Here is an example of uploading sample graph data (which can also be uploaded via the UI):
```bash
cd ~/GenAIExamples/GraphRAG/example_data
# First file
curl -X POST "http://${host_ip}:6004/v1/dataprep/ingest" \
-H "Content-Type: multipart/form-data" \
-F "files=@./programming_languages.txt"
# Second file
curl -X POST "http://${host_ip}:6004/v1/dataprep/ingest" \
-H "Content-Type: multipart/form-data" \
-F "files=@./programming_languages2.txt"
```
To login into the Neo4j UI you may browse to http://localhost:{NEO4J_PORT1}/browser, and login with your NEO4J login and password defined in the environment variables section.
The backend graphrag service can be queried via curl:
```bash
curl http://${host_ip}:8888/v1/graphrag \
-H "Content-Type: application/json" \
-d '{"messages": [{"role": "user","content": "what are the main themes of the programming dataset?"}]}'
```
## Architecture and Deploy details
The GraphRAG example is implemented using the component-level microservices defined in [GenAIComps](https://github.com/opea-project/GenAIComps).
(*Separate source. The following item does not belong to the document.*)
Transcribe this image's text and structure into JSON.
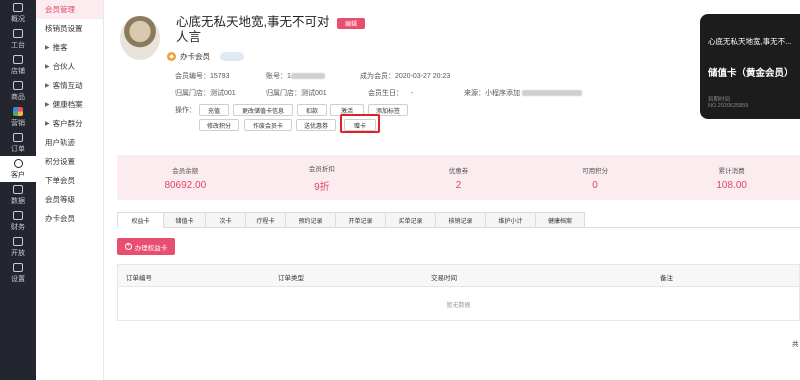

The flow chart below shows the information flow between different microservices for this example.
```mermaid
---
config:
flowchart:
nodeSpacing: 400
rankSpacing: 100
curve: linear
themeVariables:
fontSize: 50px
---
flowchart LR
%% Colors %%
classDef blue fill:#ADD8E6,stroke:#ADD8E6,stroke-width:2px,fill-opacity:0.5
classDef orange fill:#FBAA60,stroke:#ADD8E6,stroke-width:2px,fill-opacity:0.5
classDef orchid fill:#C26DBC,stroke:#ADD8E6,stroke-width:2px,fill-opacity:0.5
classDef invisible fill:transparent,stroke:transparent;
style GraphRAG-MegaService stroke:#000000
%% Subgraphs %%
subgraph GraphRAG-MegaService["GraphRAG MegaService "]
direction LR
RET([Retrieval MicroService]):::blue
LLM([LLM MicroService]):::blue
EM([Embedding MicroService]):::blue
end
subgraph UserInterface[" User Interface "]
direction LR
a([User Input Query]):::orchid
Ingest([Ingest data]):::orchid
UI([UI server
]):::orchid
end
GDB{{Graph DB
}}
DP([Data Preparation MicroService]):::blue
GW([GraphRAG GateWay
]):::orange
%% Data Preparation flow
%% Ingest data flow
direction LR
Ingest[Ingest data] --> UI
UI --> DP
%% interactions buried inside the DP and RET microservice implementations
DP <-.-> EM
DP <-.-> LLM
RET <-.-> EM
RET <-.-> LLM
%% Questions interaction
direction LR
a[User Input Query] --> UI
UI --> GW
GW <==> GraphRAG-MegaService
RET ==> LLM
direction TB
%% Graph DB interaction
RET <-.-> |d|GDB
DP <-.-> |d|GDB
linkStyle 2 stroke:#000000,stroke-width:2px;
linkStyle 3 stroke:#000000,stroke-width:2px;
linkStyle 4 stroke:#000000,stroke-width:2px;
linkStyle 5 stroke:#000000,stroke-width:2px;
```
Xeon default configuration:
| MicroService | Open Source Project | HW | Default Port | Endpoint |
| ------------ | ------------------- | --- | ------------ | -------- |
| Dataprep | Neo4j, LlamaIndex | OpenAI-like Endpoint | 6004 | /v1/dataprep/ingest |
| Embedding | Llama-index, TEI | Xeon or CPU | 6006 | /v1/embeddings |
| Retriever | Llama-index, Neo4j | OpenAI-like Endpoint | 7000 | /v1/retrieval |
| Final LLM | vLLM | Xeon or CPU | 9009 | /v1/chat/completions |
### Models Selection
[GraphRAG Model Notes](GraphRAG_LLM_notes.md)
## Consume GraphRAG Service with RAG
### 1. Check Service Status
Before consuming GraphRAG Service, make sure each microservice is ready by checking the docker logs of each microservice.
```bash
docker logs container_name
```
### 2. Access via frontend
To access the frontend, open the following URL in your browser: `http://{host_ip}:NGINX_PORT`
In the above example, the UI runs on port 8080 internally.
## Monitoring OPEA Service with Prometheus and Grafana dashboard
OPEA microservice deployment can easily be monitored through Grafana dashboards in conjunction with Prometheus data collection. Follow the [README](/GenAIEval/evals/benchmark/grafana/README.md) to setup Prometheus and Grafana servers and import dashboards to monitor the OPEA service.